Zuletzt hatte am Donnerstag Bundespräsident Horst Köhler deutlich höhere Ausgaben für das deutsche Bildungssystem gefordert. Nur jeder zehnte Euro, den die öffentliche Hand ausgebe, fließe ins Bildungssystem. Damit liege Deutschland unter dem Durchschnitt der OECD-Länder. Zum Zustand des Bildungswesens sagte der Bundespräsident: "Der Befund ist beschämend."

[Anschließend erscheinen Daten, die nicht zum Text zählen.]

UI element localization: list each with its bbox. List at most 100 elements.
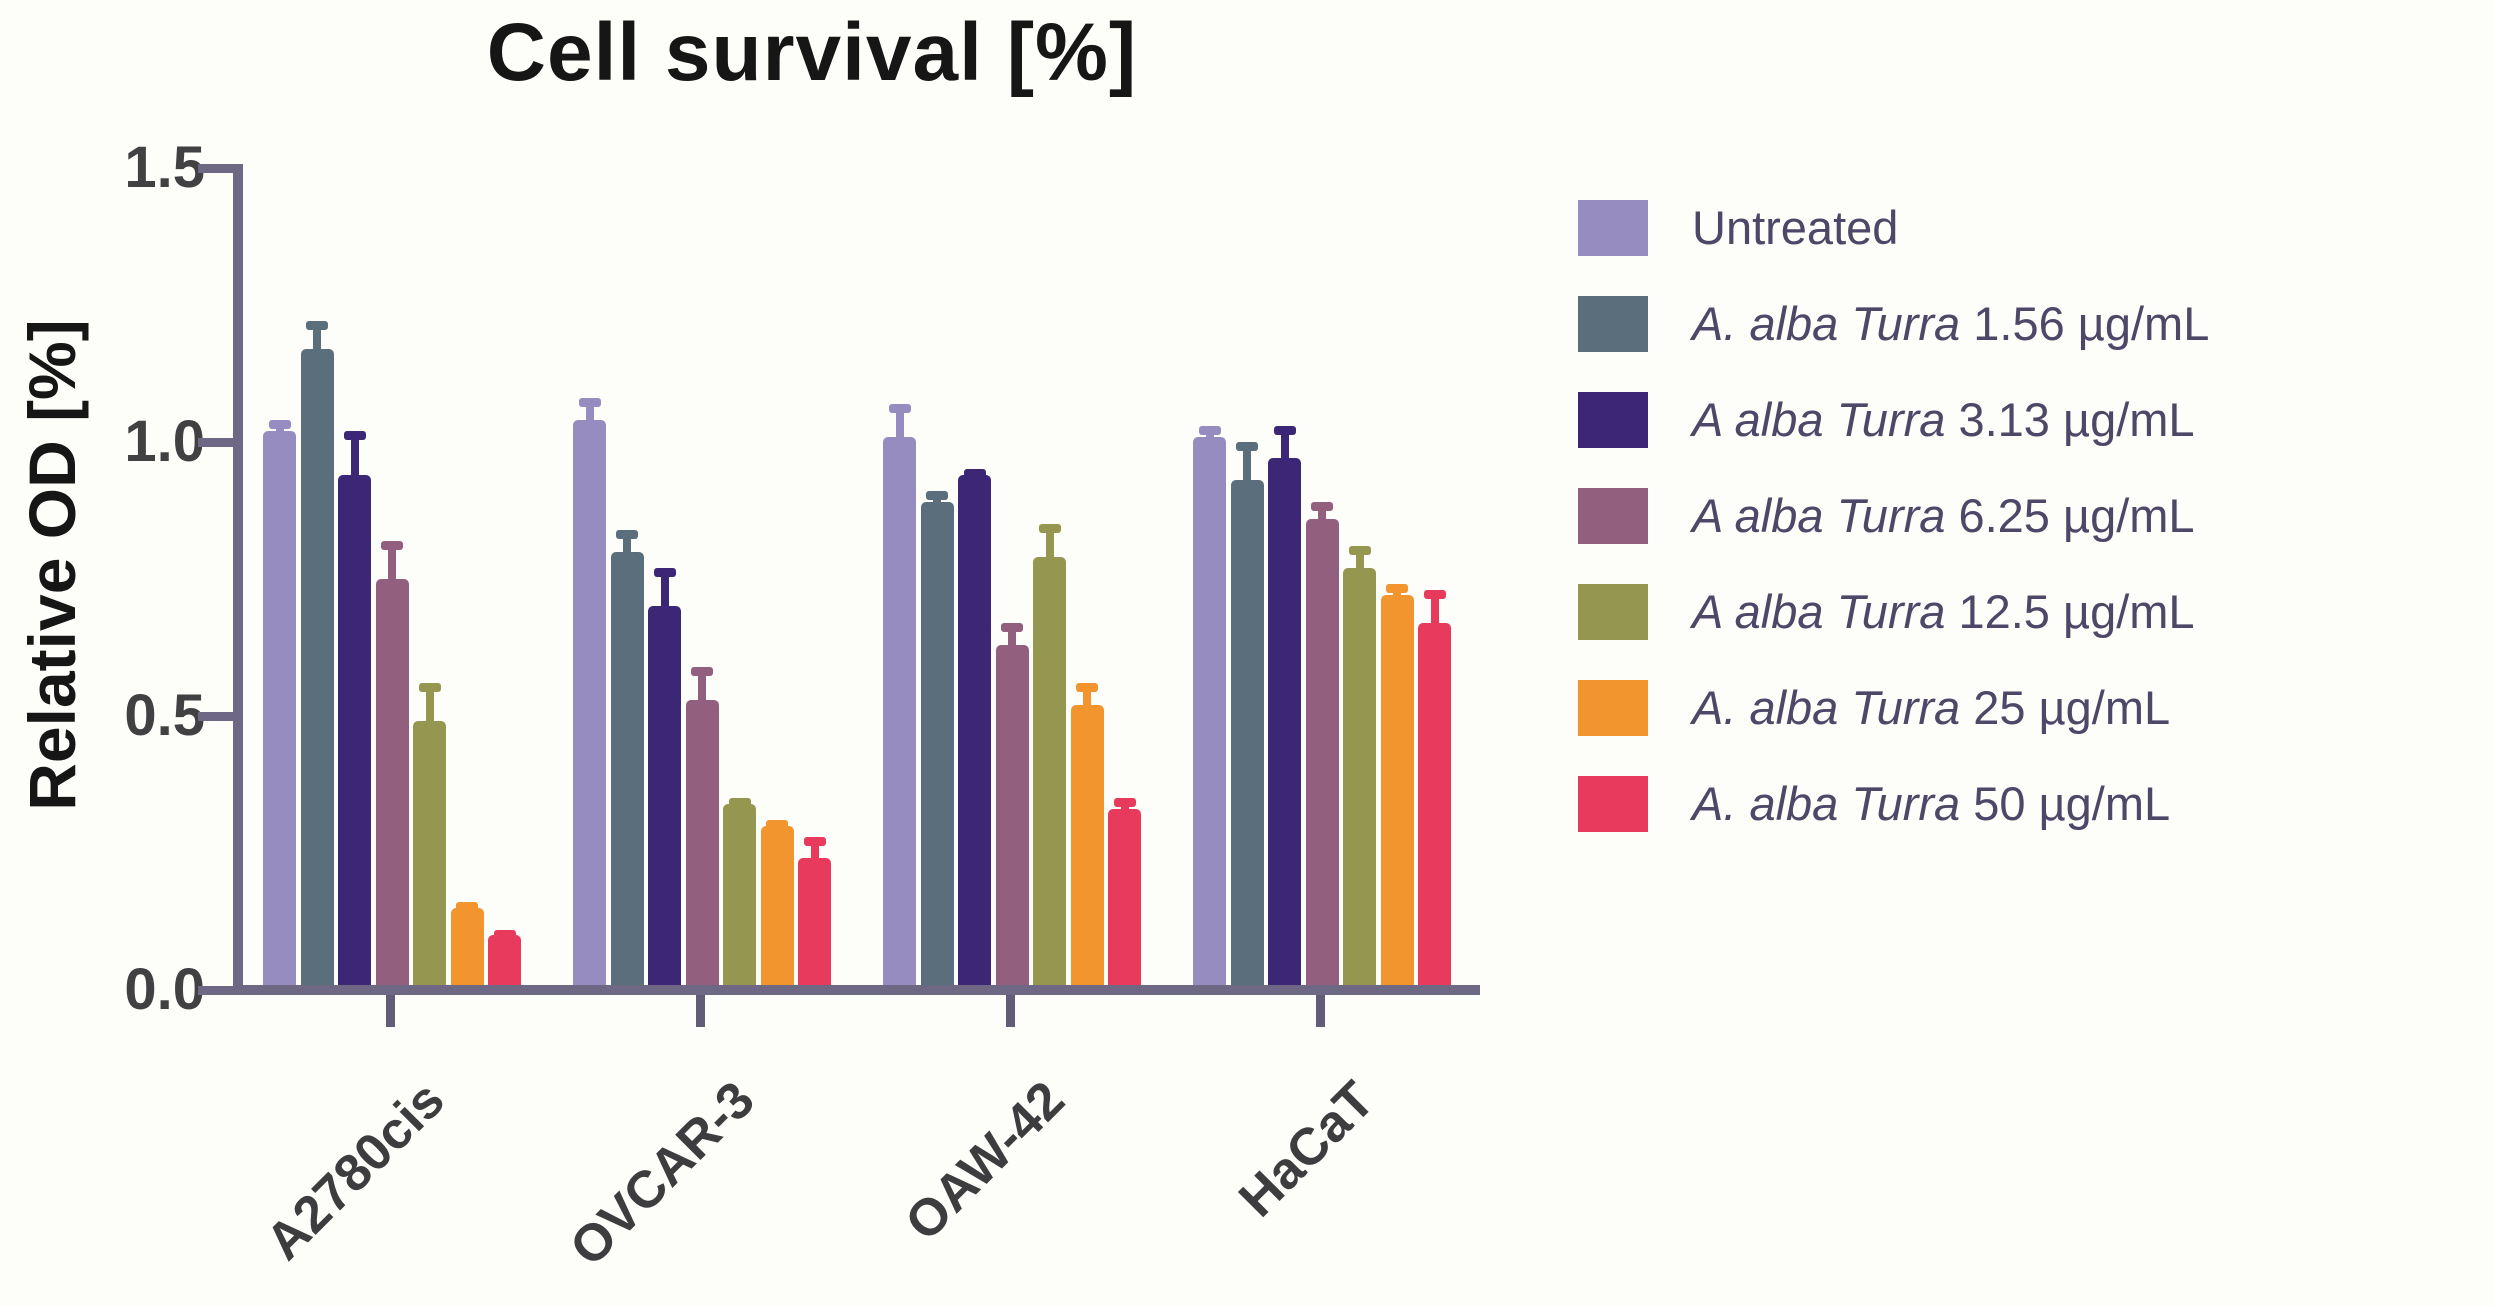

Bildungsqualität nachhaltig gefährdet
Eine "nachhaltige Gefährdung der Bildungsqualität" beanstandet nun auch der Philologenverband, der für den Lehrermangel zwei Gründe nennt. Zum einen rolle die Pensionierungswelle, zum anderen gebe es wegen der Unattraktivität des Berufes zuwenig Lehramtsabsolventen, sagte Verbandsvorsitzender Heinz-Peter Meidinger dieser Zeitung. Nach seiner Ansicht wird sich daran auch in den nächsten fünf bis zehn Jahren nichts ändern: "Der Lehrermangel wird dramatisch." Als ausgefallenen Unterricht wertet der Verband nach Meidingers Worten jene Stunden, die nicht gegeben werden können, weil es keinen Lehrer dafür gibt und auch keine Vertretung, weil der Lehrer krank oder etwa in Fortbildung ist.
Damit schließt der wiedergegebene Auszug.